Nifedipine has been used in selected patients to inhibit uterine contractions in preterm labor (tocolysis) and thus prolong gestation when such prolongation of intrauterine life was expected to benefit pregnancy outcome. Current ACOG guidelines for management of preterm labor state that there is no clear first-line tocolytic agent because of conflicting results regarding efficacy in comparative trials. In addition, concerns about the safety of short-acting (conventional) nifedipine (e.g., risks of serious hypotension and associated cardiovascular consequences) have prompted the manufacturers to warn against use of this preparation in conditions for which safety and efficacy have not been fully established.
(See Cautions.)However, an analysis of pooled data from a number of randomized, controlled studies suggests that calcium-channel blockers (principally nifedipine) may be more effective than, and preferable to, other agents (e.g., magnesium sulfate, β-adrenergic agonists) when tocolysis is deemed necessary.

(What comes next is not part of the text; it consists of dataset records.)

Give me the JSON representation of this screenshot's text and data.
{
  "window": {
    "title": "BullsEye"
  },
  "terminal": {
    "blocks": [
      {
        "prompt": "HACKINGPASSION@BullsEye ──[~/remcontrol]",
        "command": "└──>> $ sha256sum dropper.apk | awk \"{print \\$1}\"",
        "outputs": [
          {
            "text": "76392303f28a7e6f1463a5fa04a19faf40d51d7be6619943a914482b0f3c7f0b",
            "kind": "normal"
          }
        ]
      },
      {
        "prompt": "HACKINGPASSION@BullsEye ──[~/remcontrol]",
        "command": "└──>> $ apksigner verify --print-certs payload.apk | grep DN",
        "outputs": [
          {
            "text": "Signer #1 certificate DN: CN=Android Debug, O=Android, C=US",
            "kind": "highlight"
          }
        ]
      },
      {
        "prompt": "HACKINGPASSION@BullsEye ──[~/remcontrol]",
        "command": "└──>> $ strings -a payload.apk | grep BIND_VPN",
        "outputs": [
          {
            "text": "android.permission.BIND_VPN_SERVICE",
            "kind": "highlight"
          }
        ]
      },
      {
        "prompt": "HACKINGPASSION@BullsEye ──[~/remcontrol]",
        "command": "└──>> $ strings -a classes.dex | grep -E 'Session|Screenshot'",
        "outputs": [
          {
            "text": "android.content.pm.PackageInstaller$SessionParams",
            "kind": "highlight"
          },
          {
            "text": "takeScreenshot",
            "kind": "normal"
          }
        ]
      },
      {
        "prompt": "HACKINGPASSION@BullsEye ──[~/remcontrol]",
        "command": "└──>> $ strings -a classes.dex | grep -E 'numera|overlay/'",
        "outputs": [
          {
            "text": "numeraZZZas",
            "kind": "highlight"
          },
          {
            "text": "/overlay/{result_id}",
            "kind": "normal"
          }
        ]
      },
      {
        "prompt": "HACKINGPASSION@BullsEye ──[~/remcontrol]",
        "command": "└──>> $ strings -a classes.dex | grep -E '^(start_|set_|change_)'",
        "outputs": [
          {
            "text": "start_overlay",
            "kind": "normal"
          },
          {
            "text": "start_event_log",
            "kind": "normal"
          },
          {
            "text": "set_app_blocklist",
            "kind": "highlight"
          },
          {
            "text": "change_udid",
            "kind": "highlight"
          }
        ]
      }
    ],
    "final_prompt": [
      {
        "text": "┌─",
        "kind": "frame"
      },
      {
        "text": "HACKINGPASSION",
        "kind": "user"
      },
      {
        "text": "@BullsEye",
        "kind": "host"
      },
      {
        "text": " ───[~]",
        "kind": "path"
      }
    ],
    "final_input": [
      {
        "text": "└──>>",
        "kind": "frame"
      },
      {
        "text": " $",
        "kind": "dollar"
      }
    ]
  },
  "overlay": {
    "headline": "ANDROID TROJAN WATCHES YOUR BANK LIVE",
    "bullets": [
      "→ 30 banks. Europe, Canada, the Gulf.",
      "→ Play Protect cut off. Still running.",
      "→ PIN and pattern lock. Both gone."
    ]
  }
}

Results of this pooled analysis suggest that calcium-channel blockers are more effective in reducing births within 7 days of initiation of tocolytic treatment and before 34 weeks' gestation and are associated with improved neonatal outcomes (e.g., less neonatal respiratory distress syndrome, intraventricular hemorrhage, necrotizing enterocolitis, jaundice) and a reduced frequency of maternal adverse effects leading to treatment discontinuance compared with other tocolytic agents. A number of different dosages and dosage forms of nifedipine were used in these studies, and an optimal dosage regimen for the drug as a tocolytic has not been determined.

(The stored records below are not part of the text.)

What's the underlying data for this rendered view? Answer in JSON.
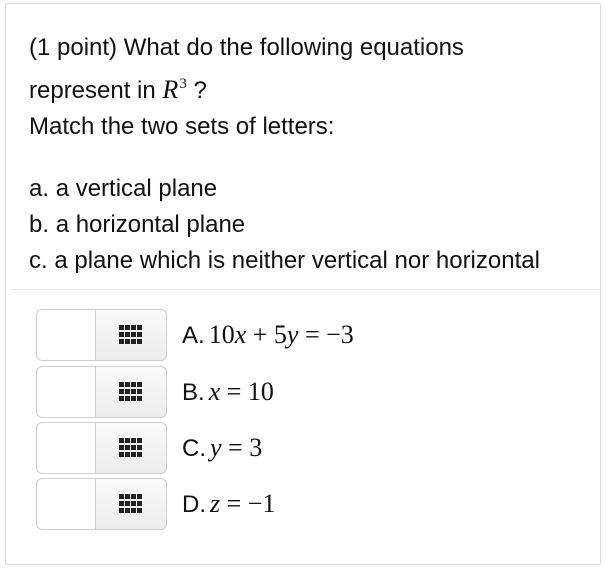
{
  "question": {
    "line1": "(1 point) What do the following equations",
    "line2_prefix": "represent in",
    "space_symbol": "R",
    "space_exponent": "3",
    "line2_suffix": " ?",
    "match_prompt": "Match the two sets of letters:"
  },
  "options": [
    {
      "letter": "a.",
      "text": "a vertical plane"
    },
    {
      "letter": "b.",
      "text": "a horizontal plane"
    },
    {
      "letter": "c.",
      "text": "a plane which is neither vertical nor horizontal"
    }
  ],
  "equations": [
    {
      "label": "A.",
      "answer": "",
      "equation_html": "10<i>x</i> + 5<i>y</i> = −3"
    },
    {
      "label": "B.",
      "answer": "",
      "equation_html": "<i>x</i> = 10"
    },
    {
      "label": "C.",
      "answer": "",
      "equation_html": "<i>y</i> = 3"
    },
    {
      "label": "D.",
      "answer": "",
      "equation_html": "<i>z</i> = −1"
    }
  ],
  "icons": {
    "select_button_icon": "grid-icon"
  }
}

The main benefit currently derived from tocolytic therapy may be to forestall labor and provide time for patients to receive corticosteroids to increase fetal lung maturation and/or to be transferred to other (e.g., tertiary-care) facilities; any other potential benefits of prolonging pregnancy are unclear. For additional information, see Uses: Preterm Labor in
Acute Myocardial Infarction
Short-acting (conventional, immediate-release) nifedipine generally is contraindicated in the routine management of acute myocardial infarction because of its negative inotropic effects and the reflex sympathetic activation, tachycardia, and hypotension associated with its use. Calcium-channel blocking agents have not been shown to reduce mortality after acute myocardial infarction, and some data indicate that they actually may be harmful
(see Cautions), at least in certain patients with underlying cardiovascular disease. In patients with acute myocardial infarction, early (within 24 hours) or delayed initiation of short-acting nifedipine therapy does not reduce the incidence of reinfarction or mortality. This lack of benefit applies to all patients, regardless of gender, overall risk, type of infarction (Q wave versus non-Q wave), and presence or absence of concomitant β-adrenergic blocking agent or thrombolytic therapy. Short-acting nifedipine may be particularly detrimental in patients with hypotension and/or tachycardia since the drug may induce a reduction in coronary perfusion pressure, disproportionate dilatation of coronary arteries adjacent to ischemic areas (''steal'' phenomenon), and/or reflex activation of the sympathetic nervous system, resulting in an increase in myocardial oxygen demands. These findings are based on numerous clinical trials, including the Nifedipine Angina Myocardial Infarction Trial (NAMIS), the Trial of Early Nifedipine Treatment in Acute Myocardial Infarction (TRENT), the Norwegian Nifedipine Multicenter Trial, and the Secondary Prevention Reinfarction Israeli Nifedipine Trial (SPRINT).